The National Library has launched Bindi Maps – an indoor navigation system optimised to assist visitors with low vision or blindness with directions to safely and independently navigate to different areas of the building.

BindiMaps is a mobile-phone app that acts as a personal navigation system with an audio guide-track directing users to their indoor destination. Two-hundred Bluetooth beacons have been installed throughout the public areas in the National Library building.

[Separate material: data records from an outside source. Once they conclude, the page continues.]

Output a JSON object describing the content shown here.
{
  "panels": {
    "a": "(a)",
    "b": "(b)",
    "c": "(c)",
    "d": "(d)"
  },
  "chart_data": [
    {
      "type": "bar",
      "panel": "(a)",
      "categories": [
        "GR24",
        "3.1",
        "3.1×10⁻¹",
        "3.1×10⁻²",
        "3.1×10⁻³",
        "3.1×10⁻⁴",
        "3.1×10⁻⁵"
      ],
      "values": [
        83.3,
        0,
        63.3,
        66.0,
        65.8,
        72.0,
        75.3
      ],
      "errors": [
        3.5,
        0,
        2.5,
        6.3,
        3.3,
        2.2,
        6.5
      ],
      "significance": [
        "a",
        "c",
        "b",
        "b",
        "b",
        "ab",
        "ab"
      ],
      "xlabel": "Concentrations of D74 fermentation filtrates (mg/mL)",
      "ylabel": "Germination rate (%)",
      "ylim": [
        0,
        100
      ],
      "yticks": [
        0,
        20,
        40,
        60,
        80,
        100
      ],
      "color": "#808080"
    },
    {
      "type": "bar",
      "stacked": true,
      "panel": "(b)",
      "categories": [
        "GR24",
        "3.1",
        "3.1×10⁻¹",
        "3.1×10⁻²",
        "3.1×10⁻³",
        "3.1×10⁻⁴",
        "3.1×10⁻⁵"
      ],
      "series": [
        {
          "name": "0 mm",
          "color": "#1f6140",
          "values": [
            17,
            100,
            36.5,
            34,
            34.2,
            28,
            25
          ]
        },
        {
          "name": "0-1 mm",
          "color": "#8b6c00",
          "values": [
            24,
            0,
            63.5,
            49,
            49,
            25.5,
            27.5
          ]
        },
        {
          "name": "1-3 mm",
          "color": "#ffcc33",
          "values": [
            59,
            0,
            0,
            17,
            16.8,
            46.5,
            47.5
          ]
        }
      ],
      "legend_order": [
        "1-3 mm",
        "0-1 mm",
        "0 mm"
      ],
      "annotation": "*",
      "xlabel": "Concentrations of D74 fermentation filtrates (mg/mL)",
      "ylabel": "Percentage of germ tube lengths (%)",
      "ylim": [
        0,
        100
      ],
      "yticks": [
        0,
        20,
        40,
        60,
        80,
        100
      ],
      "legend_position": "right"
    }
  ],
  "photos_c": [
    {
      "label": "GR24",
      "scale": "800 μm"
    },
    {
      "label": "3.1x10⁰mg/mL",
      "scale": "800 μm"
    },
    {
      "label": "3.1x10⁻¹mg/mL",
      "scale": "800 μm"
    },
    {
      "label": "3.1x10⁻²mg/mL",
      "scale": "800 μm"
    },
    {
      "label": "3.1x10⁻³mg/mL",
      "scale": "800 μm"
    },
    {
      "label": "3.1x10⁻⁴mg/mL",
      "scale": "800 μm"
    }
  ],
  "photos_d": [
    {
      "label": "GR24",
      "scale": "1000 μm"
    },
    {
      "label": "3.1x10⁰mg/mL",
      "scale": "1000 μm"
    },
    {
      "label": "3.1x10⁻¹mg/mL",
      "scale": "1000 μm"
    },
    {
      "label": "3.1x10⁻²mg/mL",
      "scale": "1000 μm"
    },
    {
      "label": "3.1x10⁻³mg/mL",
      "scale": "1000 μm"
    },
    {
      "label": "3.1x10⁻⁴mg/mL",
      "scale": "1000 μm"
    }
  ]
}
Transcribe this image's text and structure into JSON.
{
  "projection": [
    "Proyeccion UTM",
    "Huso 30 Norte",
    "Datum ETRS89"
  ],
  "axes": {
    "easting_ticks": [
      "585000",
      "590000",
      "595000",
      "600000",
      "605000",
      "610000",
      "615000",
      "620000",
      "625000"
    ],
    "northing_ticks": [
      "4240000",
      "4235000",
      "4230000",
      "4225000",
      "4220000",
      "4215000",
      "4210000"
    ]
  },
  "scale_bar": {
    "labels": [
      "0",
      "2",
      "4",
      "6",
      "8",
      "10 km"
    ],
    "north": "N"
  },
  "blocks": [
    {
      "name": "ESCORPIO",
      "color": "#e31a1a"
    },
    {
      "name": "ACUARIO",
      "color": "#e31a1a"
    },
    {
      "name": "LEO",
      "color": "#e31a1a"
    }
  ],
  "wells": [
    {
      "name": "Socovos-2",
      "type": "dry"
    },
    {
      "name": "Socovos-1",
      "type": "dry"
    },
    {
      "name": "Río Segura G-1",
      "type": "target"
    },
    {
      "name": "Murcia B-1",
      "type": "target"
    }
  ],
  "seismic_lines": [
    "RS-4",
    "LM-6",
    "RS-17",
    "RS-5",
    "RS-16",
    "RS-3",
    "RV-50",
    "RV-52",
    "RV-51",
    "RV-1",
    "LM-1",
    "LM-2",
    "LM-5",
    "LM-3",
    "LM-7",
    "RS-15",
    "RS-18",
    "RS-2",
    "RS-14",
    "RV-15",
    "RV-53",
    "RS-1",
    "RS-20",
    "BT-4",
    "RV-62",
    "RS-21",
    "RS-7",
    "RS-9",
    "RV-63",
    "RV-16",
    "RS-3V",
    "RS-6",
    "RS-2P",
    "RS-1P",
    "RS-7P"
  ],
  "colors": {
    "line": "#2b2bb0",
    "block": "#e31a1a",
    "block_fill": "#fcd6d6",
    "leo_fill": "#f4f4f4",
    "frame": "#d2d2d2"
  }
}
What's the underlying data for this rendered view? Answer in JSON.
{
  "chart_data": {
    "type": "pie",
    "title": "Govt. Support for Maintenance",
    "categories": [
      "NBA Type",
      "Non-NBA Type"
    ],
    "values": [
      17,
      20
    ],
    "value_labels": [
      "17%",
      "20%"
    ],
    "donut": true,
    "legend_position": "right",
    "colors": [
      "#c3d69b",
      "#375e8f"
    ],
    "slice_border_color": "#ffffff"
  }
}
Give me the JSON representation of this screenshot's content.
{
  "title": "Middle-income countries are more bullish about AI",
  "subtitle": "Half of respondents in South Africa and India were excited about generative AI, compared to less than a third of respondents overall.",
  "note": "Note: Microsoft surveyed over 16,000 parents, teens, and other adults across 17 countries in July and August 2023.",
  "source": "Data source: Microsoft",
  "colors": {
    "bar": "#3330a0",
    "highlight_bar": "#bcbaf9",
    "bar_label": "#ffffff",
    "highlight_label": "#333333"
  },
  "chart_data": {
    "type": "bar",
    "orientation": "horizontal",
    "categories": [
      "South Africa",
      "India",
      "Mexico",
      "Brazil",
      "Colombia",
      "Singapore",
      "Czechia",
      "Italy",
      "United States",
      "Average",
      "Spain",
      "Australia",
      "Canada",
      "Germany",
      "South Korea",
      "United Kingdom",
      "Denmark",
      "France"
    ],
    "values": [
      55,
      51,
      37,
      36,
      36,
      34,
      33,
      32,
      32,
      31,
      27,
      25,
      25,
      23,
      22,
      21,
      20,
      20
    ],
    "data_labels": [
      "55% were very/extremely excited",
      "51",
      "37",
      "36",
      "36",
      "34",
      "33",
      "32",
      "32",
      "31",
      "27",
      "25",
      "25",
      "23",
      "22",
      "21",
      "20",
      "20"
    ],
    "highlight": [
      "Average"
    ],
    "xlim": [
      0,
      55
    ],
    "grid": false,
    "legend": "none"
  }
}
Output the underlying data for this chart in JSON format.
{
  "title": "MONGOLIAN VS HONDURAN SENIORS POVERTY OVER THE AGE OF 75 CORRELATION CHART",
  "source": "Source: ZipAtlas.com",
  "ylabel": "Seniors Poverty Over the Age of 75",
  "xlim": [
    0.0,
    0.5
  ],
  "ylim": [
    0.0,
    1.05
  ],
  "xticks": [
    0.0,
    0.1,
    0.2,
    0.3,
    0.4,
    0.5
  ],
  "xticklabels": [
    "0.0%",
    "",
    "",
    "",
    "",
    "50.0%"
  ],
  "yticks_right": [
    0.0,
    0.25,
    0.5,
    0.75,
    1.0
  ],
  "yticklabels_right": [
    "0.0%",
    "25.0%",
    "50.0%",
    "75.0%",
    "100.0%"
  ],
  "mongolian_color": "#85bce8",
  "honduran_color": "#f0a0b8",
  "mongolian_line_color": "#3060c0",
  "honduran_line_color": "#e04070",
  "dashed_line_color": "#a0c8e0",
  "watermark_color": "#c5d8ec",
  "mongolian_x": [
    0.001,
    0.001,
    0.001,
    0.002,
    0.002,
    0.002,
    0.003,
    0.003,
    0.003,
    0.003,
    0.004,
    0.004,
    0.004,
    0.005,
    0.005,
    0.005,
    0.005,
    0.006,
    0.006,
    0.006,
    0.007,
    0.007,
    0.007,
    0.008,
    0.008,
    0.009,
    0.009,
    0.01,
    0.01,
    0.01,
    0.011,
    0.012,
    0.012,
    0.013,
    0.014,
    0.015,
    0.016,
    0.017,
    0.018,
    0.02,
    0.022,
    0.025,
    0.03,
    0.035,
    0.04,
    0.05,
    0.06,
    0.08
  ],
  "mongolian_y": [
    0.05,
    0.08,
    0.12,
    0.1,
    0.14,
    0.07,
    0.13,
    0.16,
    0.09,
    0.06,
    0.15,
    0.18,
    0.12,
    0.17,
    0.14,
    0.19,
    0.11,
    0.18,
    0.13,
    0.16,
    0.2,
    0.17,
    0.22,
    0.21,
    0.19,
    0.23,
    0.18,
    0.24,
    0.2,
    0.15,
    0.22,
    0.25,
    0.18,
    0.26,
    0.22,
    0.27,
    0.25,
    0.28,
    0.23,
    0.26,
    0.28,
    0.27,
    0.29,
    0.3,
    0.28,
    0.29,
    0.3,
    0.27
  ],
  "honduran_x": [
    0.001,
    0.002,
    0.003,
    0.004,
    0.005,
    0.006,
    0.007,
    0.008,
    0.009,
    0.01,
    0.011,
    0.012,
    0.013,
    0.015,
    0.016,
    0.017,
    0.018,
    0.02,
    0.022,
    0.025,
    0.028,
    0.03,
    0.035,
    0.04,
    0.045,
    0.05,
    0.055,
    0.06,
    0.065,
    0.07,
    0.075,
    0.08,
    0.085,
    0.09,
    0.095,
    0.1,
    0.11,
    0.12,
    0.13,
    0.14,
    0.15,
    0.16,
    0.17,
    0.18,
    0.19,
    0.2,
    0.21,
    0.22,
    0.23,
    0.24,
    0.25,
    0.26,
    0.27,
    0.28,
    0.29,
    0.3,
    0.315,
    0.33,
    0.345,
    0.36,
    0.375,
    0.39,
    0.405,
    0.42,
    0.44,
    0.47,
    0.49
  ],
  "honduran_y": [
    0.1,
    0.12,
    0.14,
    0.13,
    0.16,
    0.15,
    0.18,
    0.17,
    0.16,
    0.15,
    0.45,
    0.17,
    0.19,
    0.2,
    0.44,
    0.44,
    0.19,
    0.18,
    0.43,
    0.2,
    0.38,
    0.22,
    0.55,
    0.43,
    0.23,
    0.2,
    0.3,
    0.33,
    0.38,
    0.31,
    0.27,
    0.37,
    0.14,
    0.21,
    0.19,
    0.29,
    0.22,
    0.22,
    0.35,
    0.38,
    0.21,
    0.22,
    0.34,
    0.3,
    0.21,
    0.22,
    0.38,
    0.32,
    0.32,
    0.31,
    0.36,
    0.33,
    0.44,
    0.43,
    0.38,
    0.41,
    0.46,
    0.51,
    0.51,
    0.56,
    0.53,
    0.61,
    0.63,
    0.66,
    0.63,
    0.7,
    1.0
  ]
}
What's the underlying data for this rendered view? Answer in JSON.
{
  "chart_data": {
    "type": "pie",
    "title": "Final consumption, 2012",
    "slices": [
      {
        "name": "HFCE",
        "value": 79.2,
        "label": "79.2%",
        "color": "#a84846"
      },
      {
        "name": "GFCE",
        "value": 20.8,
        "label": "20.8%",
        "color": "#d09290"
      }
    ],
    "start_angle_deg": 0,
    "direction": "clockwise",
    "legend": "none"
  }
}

“The main purpose of the app is to increase accessibility to the Library for all of our visitors while increasing independence, and empowering and increasing safety of our visitors with low vision or blindness,” said Warwick Bartlett, the National Library’s Director of Facilities and Security.

Founder and CEO of BindiMaps, Dr Anna Wright, said, “The National Library is Canberra’s first cultural institution to launch the service and we are delighted that BindiMaps is able to ensure that this important national space is more accessible for people with low vision or blindness and for anyone who wants to explore the Library. We’re looking forward to ‘BindiMapping’ many more buildings and areas in Canberra.”

Orientation and Mobility Specialists from Guide Dogs, along with Guide Dogs Client, Scott Grimley – who was declared legally blind in 1998 due to the hereditary eye disease Retinitis Pigmentosa – worked with the National Library and BindiMaps to test the app, prior to launch.

Scott is a long-term board member of the Canberra Blind Society and has worked for the past 10 years at the National Museum of Australia as Access and Inclusion Officer.

“I found it very easy to find my way around the National Library of Australia using BindiMaps. The directions are clear and easy to follow, especially as it uses the clock face orientation people with low vision or blindness are used to. BindiMaps can also assist people with cognitive impairments as well. It is always good to calibrate your phone’s compass before you arrive,” Scott said.